Elevate Your Campfire Fondue With This Extra-Gooey Cheese

Although it's not the first dish that comes to mind when dreaming up camping trip provisions, fondue was made for campfires and outdoor hangouts. Whether it's made with decadent chocolate or savory broth, fondue is a communal meal that brings foodies together around a melted pot of dippable food. And as long as you can kindle a fire, you can keep the fondue going until it's gone. Of course, no fondue is as classic as cheese fondue, and although camping under the stars and sleeping with the bears is tiring, restaurant-worthy brie cheese fondue makes a primitive experience feel luxurious.

Brie is a versatile cheese that can be eaten at room temperature. But because it melts without clumping or developing a stringy texture, it's often served warm, making it a silky-smooth option for fondue. Brie flaunts a mild yet buttery flavor accented by earthy, nutty notes. When simmering over a crackling campfire, these notes develop a smoky, charred dimension, unlike any brie you've tasted before. Plus, brie pairs well with many other practical campfire bites, so your dipping options aren't limited.
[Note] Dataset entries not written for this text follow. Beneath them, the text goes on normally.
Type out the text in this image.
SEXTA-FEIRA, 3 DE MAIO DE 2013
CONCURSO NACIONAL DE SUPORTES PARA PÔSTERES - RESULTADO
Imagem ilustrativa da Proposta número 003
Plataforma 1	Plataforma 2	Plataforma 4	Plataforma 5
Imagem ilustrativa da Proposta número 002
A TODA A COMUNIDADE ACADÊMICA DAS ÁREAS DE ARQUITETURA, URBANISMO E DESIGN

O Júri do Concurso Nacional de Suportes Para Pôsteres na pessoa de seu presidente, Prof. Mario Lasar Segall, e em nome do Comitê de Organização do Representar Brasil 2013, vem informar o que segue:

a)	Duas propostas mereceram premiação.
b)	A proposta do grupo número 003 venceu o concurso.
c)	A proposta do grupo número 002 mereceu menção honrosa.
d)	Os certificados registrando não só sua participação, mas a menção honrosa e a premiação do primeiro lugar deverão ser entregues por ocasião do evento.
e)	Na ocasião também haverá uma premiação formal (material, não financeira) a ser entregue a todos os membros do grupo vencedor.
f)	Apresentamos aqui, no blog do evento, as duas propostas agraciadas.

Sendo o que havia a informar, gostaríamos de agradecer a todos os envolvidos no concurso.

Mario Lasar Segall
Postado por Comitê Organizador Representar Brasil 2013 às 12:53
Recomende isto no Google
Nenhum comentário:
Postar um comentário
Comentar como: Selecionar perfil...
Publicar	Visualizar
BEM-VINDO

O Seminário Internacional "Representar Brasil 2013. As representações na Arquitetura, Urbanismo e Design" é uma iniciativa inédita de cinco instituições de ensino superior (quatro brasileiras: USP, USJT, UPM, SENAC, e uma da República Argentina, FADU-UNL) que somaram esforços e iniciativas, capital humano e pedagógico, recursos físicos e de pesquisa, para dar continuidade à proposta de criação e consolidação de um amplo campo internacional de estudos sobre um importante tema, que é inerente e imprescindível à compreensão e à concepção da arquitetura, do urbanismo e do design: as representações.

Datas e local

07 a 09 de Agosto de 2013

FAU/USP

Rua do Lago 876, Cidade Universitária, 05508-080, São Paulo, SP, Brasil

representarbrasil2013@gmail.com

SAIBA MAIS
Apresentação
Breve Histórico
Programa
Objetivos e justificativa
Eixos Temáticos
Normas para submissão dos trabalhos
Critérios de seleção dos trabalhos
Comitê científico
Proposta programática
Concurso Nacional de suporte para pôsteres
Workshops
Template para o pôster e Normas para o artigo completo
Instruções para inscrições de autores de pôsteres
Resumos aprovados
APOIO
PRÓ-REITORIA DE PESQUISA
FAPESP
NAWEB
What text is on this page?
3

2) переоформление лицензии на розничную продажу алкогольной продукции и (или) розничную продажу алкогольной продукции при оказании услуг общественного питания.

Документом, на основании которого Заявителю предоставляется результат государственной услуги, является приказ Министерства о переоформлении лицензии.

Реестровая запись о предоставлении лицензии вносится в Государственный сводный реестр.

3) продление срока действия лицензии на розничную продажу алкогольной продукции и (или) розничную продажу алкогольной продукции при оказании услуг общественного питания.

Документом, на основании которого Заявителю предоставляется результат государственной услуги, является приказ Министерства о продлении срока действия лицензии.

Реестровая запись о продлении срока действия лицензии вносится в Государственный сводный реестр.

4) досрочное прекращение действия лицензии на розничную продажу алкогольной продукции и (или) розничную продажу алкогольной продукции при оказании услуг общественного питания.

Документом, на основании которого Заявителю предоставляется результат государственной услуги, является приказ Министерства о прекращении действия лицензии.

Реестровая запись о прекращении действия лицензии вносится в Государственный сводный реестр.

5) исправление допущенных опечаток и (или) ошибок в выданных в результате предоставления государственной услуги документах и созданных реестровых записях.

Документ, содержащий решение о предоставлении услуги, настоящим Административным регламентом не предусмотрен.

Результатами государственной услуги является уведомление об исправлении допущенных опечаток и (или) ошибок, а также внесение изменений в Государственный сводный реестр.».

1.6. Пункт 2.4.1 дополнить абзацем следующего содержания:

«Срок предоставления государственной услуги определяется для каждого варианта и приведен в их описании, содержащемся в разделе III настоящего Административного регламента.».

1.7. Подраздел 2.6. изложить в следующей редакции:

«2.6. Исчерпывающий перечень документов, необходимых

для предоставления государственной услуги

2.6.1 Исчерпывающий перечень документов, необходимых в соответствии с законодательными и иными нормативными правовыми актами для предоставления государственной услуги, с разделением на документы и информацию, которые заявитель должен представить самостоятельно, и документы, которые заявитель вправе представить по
Tips for perfecting campfire brie fondue

The most indulgent aspect of the fondue experience isn't just the cheese; it's also its laid-back convenience — simply fire up your heat source and get to dipping. However, keeping a few campfire fondue tips in mind will maximize your ease so you can focus on stargazing and face-stuffing.

Before you set out to camp, you'll want to pack the right fondue pot. Electric or candle-powered fondue pots are handy for home enjoyment, but when your heat source is a campfire, opt for heavy-bottom stainless steel pots or an enameled cast iron pot.

If you want to make fondue like the Swiss, purchase enough brie so each camper can enjoy 200 grams. Although brie rind is edible, it doesn't melt as the interior does, so you might consider removing it before you start the fondue. But don't throw the rind away — save it for a rainy day and bake your brie rind in the oven. If you don't want to go to the trouble of removing the rind, score it or cut into it with a knife to create pathways that expose the dippable cheese.

Temperature is everything — don't place the pot over a large flame; kindle a small fire that can maintain a low, slow simmer. Infuse the melted cheese with a dash of white wine to boost flavor, maintain a smooth texture, and prevent curdling.

Pairing campfire brie fondue

If you didn't already know, fondue is all about dipping (though we wouldn't blame you for spooning the pot and eating it like soup). Luckily, the same foods commonly skewered for fondue dipping indoors are practical enough to be dipped outdoors.

Soft, salty pretzels are satiating and satisfying, perfect for soaking up the buttery taste of brie while adding a pleasant hint of saltiness that can bring out the nuanced shades of flavor within the cheese. If pretzels aren't your thing, any soft, skewerable bread works. If your campsite comes with a grill, charred bratwursts, hot dog weiners, and meatballs, give the cheese a meaty, hearty machismo that helps your fondue feel more like a proper meal.

Surprising as it may sound, apples are great for brie fondue. Their sweet, tangy essence livens up the richness of the cheese. Dunk an apple slice into the ocean of cheese and enjoy it on a soft piece of gently toasted bread. Broccoli, cauliflower, and peppers are excellent for bringing a nutrient-dense earthiness into the cauldron of cheese. And don't forget to drown some roasted potatoes in your creamy brie fondue for a starchy and filling bite.

Brie fondue can also benefit from added herbs like rosemary, thyme, and sage or seasonings like garlic powder and black pepper. Whichever way you jazz it up and pair it, don't forget to brush up on your fondue etiquette, which may go up in flames after a few campfire beers.